Un adecuado balance hídrico en los recién nacidos prematuros con extremo bajo peso al nacer es fundamental para la disminución de la morbimortalidad en los primeros días de vida. Con frecuencia, el manejo del balance hídrico es causa de confusión y mucha dedicación de tiempo entre especialistas. Uno de los elementos fundamentales, es precisar las pérdidas hídricas transepidérmicas y respiratorias, lo que se conoce como pérdidas insensibles. El objetivo de esta revisión es fundamentar los conceptos principales y sintetizar las formas habitualmente empleadas en este procedimiento, a través de una fórmula matemática de fácil aplicación y posible de llevar a una planilla de cálculos, para así simplificar este proceso y las indicaciones de fluidos derivadas.

Palabras clave:
Balance Hídrico
Prematuros
Líquidos Corporales
Terapia de Fluidos
Cálculos
Summary

An adequate fluid balance in extremely low birth weight newborns is essential to reducing morbidity and mortality during the first days of life. Fluid balance management in these newborns is often confusing and time consuming. Key to this process is correctly identifying transepidermal and respiratory water losses, known as insensitive losses. The purpose of this revision is to review the main concepts in this area and synthesize the habitual formulas utilized in fluid balance management in a spreadsheet that simplifies this process and consequent prescriptions.

Keywords:
Water Balance
Preterm Infant
Body Fluids
Fluid Therapy
Calculations
Texto completo
1Introducción

La primera semana de vida en un recién nacido prematuro con extremo bajo peso al nacer (RNEBPN), es una etapa crítica para su sobrevivencia. En este período de transición de la vida fetal a la extrauterina, el neonato sufre significativos cambios en su composición corporal de agua: líquido intracelular (LIC), líquido extracelular (LEC) y agua corporal total (ACT)1. Por esta razón, en el enfrentamiento terapéutico de estos niños, es fundamental conocer su composición corporal, la fisiología del proceso de adaptación al ambiente extrauterino, las principales pérdidas de agua y las variables que influyen en el balance hídrico de estos. Las variaciones en la distribución del agua corporal son procesos fisiológicos, adecuadamente descritos en la literatura científica2,3, pero existen muchas maneras de abordarlos, lo que dificulta los consensos en el enfrentamiento clínico habitual.

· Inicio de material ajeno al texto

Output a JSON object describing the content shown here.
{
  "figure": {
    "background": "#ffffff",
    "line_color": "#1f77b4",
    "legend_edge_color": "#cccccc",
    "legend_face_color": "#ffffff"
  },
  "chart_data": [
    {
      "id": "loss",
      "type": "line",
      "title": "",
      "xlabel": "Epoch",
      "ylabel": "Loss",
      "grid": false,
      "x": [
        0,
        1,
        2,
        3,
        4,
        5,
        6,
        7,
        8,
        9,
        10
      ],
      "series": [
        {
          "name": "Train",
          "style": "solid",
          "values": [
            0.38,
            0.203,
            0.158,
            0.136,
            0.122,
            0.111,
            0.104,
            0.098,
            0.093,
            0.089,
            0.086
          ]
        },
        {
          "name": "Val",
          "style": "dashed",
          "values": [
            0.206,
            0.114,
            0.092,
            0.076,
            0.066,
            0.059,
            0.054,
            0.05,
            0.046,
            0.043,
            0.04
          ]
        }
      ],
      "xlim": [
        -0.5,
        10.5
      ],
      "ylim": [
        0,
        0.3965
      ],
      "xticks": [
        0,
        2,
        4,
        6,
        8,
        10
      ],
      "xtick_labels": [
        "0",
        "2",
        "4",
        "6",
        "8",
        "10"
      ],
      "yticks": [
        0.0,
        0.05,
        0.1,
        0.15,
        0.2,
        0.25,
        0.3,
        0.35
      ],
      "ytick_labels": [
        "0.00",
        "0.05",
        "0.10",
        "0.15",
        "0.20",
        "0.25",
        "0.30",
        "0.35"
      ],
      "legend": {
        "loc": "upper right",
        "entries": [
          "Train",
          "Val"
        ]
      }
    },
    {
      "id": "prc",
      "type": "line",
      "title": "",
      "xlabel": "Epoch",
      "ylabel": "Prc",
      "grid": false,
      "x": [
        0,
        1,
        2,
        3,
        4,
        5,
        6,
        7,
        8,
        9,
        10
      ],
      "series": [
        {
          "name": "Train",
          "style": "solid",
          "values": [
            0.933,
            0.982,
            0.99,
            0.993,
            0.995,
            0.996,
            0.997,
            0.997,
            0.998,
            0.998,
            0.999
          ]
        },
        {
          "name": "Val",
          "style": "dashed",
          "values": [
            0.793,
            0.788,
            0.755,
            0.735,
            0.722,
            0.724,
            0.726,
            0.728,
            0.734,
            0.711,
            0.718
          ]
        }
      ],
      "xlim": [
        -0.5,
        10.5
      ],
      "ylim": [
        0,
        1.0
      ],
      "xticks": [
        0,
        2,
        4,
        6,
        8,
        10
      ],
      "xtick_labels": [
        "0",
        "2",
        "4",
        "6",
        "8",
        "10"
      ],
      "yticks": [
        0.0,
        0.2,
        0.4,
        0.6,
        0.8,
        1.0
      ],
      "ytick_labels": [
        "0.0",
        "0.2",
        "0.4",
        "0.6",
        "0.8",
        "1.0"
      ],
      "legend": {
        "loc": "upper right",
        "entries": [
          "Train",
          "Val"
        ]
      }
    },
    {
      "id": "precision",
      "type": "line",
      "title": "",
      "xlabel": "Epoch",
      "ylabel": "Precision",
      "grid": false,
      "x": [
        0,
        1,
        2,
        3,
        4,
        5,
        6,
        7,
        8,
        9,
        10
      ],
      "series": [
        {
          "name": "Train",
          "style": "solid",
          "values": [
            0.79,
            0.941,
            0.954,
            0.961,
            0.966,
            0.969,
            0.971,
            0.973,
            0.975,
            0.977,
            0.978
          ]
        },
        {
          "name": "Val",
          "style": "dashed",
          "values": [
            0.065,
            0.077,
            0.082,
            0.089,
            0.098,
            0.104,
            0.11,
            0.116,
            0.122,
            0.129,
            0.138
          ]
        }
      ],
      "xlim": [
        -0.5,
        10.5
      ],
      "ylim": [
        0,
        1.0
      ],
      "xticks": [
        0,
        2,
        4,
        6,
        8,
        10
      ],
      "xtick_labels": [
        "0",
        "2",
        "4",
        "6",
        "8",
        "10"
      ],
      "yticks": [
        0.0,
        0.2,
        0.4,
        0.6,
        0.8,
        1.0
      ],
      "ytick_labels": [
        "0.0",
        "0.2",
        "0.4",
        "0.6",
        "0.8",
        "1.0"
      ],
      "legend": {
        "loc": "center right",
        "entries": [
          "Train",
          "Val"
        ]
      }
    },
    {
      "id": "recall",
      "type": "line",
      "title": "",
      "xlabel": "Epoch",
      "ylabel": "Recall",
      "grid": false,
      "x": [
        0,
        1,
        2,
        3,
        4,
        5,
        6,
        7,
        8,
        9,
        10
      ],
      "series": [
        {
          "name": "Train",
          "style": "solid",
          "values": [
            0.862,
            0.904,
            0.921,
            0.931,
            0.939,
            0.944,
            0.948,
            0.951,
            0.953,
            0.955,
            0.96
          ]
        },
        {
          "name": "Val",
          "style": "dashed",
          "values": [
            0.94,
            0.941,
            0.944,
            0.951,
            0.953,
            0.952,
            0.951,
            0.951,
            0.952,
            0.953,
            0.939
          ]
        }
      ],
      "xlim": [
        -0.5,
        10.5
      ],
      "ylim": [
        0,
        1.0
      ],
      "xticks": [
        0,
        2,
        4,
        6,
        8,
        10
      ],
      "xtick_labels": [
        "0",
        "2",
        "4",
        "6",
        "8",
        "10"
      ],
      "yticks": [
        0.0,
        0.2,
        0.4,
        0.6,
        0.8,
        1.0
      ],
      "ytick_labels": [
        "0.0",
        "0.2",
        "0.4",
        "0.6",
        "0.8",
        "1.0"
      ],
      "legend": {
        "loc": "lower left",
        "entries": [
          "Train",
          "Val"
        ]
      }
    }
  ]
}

Objetivo Sintetizar en una fórmula matemática, que simplifique el cálculo de los balances hídricos e indicaciones de fluidos, los diferentes métodos utilizados. Esta fórmula se fundamenta en las variaciones del agua corporal en RNEBPN durante la primera semana de vida.

2Agua corporal total, líquido intracelular y extracelular

Considerando que el peso corporal total del RNEBPN es 85-90% agua, dependiendo de su adecuación a la edad gestacional4, el buen manejo hídrico es determinante en el pronóstico. El ACT, está distribuida en el LIC y LEC. Este último se divide clásicamente en un espacio intersticial y vascular, aunque también se puede considerar un tercer espacio que comprende líquido libre en compartimientos corporales en estados fisiológicos, como líquido cefalorraquídeo, secreciones gastrointestinales y líquido pleural o peritoneal. En condiciones patológicas este tercer espacio puede expandirse a expensas de los otros, como ocurre en ascitis, derrame pleural, edema subcutáneo y sepsis5.

En el prematuro extremo, el LIC corresponde a un 40% y el LEC a un 60% del ACT1. En los días siguientes al nacimiento, hay una reducción progresiva del LEC por pérdida hídrica del componente intersticial, lo que se evidencia a través de una disminución, aproximada, al 10% del peso corporal5. Esto está determinado, principalmente, por líquido amniótico intra digestivo y de las vías respiratorias al nacimiento, el que posteriormente difunde a los espacios intersticiales, y después, al torrente circulatorio produciendo una expansión transitoria del LEC. La eliminación gradual de este líquido excedente, por vía transepidérmica, respiratoria y urinaria, genera una contracción fisiológica de este compartimiento, lo que modifica la relación LEC/LIC, hasta homologarse con los niños nacidos a término en quienes el LIC alcanza un 60% del ACT6.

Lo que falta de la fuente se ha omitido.